A Dylan Maples Adventure, #3
Finished: Aug. 19, 2011
First Published: 2001
Publisher: Puffin Canada
Genre: children, mystery, adventure
Early June, Calgary, Alberta, under a blistering urban sun.Acquired: Borrowed a copy through Inter-Library Loan.
Reason for Reading: next in the series
I have thoroughly enjoyed the first two books in this series and book three brings forth the best of the series by far. Peacock has written a true thriller that will keep kids on the edge of their seats. Certainly much more scarier than the previous two and as a reader I can see a bit of the author's talent for the gripping "Boy Sherlock Holmes" series starting to shine through in this book. Once again Peacock totally changes the scenery and cast of characters to bring a fresh new story for Dylan making sure this series never suffers from "series sameness". Dylan and three friends (all on the same hockey team) have won a trip to Drumheller, Alberta due to winning a science fair. Accompanied by their science teacher and his wife, upon their arrival news reaches them that one of Canada's most dangerous criminals has just escaped from an Alberta prison and is probably heading the same way they are going. Now Peacock never used the words "serial killer" to describe this killer but it is implied through the various words and phrases used to describe the escapee and his crimes.

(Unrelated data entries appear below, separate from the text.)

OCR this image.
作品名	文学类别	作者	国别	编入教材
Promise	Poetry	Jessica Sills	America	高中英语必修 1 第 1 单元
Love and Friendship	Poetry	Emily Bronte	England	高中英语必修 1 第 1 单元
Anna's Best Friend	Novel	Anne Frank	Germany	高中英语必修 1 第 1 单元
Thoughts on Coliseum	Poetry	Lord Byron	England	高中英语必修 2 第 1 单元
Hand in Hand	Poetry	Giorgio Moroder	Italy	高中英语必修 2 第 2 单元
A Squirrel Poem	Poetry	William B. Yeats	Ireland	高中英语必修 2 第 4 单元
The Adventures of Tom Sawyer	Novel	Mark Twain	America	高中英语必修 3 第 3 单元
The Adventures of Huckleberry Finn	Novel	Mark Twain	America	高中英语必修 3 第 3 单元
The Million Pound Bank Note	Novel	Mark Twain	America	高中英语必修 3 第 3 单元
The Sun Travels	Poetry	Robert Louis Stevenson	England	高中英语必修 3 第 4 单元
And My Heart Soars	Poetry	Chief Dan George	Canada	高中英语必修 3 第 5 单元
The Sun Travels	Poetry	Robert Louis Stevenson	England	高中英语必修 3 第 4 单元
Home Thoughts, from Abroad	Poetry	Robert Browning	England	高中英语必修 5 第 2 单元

Of course, it is predictable that the kids will get separated from the adults, meet up with said criminal, have there lives threatened and have a slight hand in apprehending the man who looks as scary as he sounds. But it is a riveting ride through unique territory as the group explore the badlands of Alberta. Once they arrive at the Royal Tyrell Museum they are met up with another group of same-aged local students and a girl, Dorothy, is added to their group as the voice of local guide. Of course, Dylan, though never having romances, seems to be a girl-magnet and the two become close friends and they become the main characters, together propelling the plot along. A great story any mystery loving juvenile or pre-teen is going to love!

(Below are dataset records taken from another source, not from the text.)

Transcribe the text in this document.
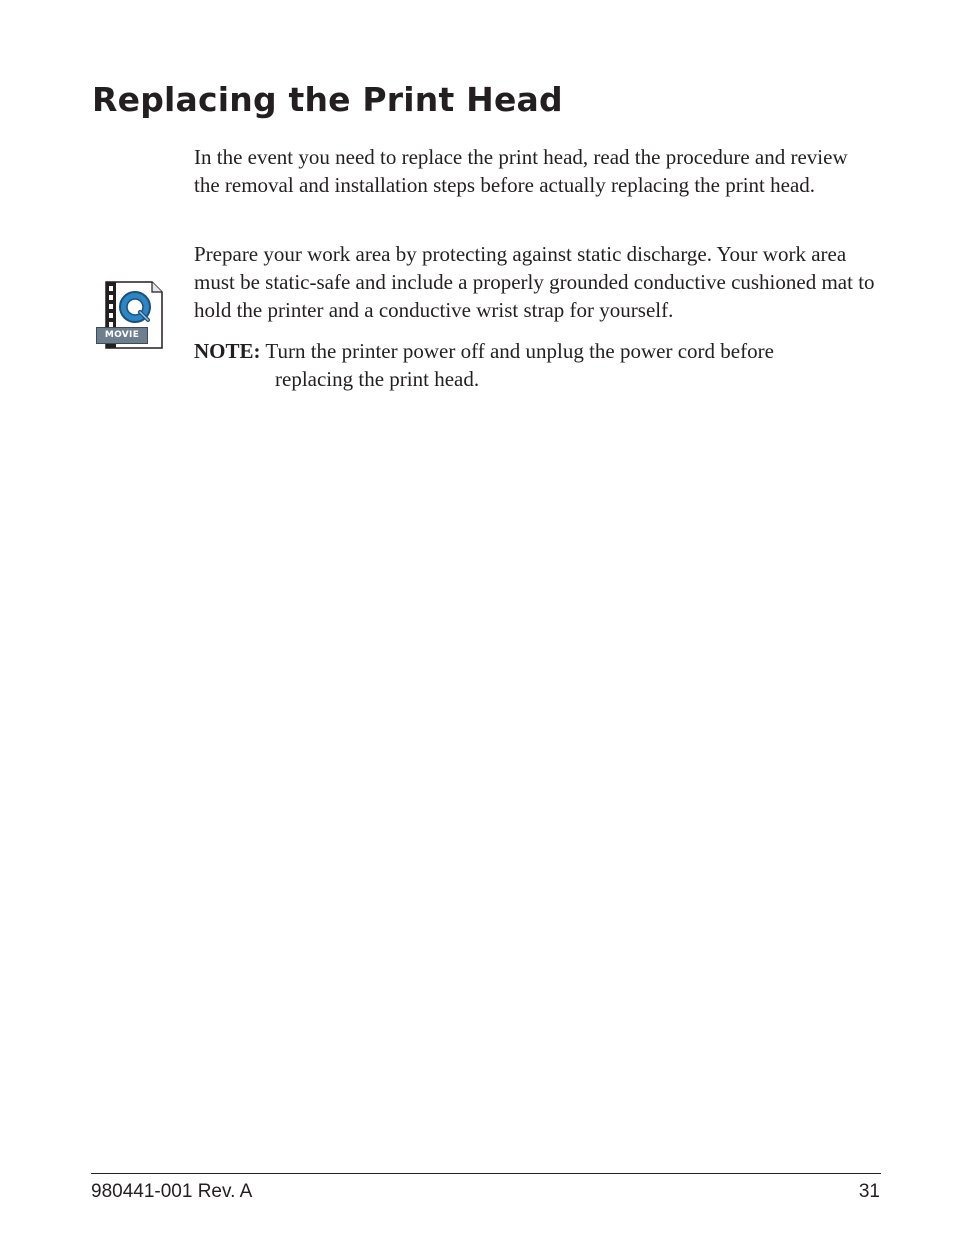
Replacing the Print Head

In the event you need to replace the print head, read the procedure and review the removal and installation steps before actually replacing the print head.

Prepare your work area by protecting against static discharge. Your work area must be static-safe and include a properly grounded conductive cushioned mat to hold the printer and a conductive wrist strap for yourself.

MOVIE

NOTE: Turn the printer power off and unplug the power cord before
replacing the print head.

980441-001 Rev. A	31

I'm highly recommending this series especially for its geographic introduction to different areas of Canada. This time though, I was particularly biased, as I lived in Calgary at the time the book was written and had been to Drumheller and visited all the sites mentioned. Peacock did a fabulous job of describing the ever changing land of Alberta and the strange world of the Hoodoos. When one rounds the curve on the highway and is suddenly faced with Horseshoe Canyon, Peacock's use of the word of feeling like one has arrived on "Mars" is brilliant!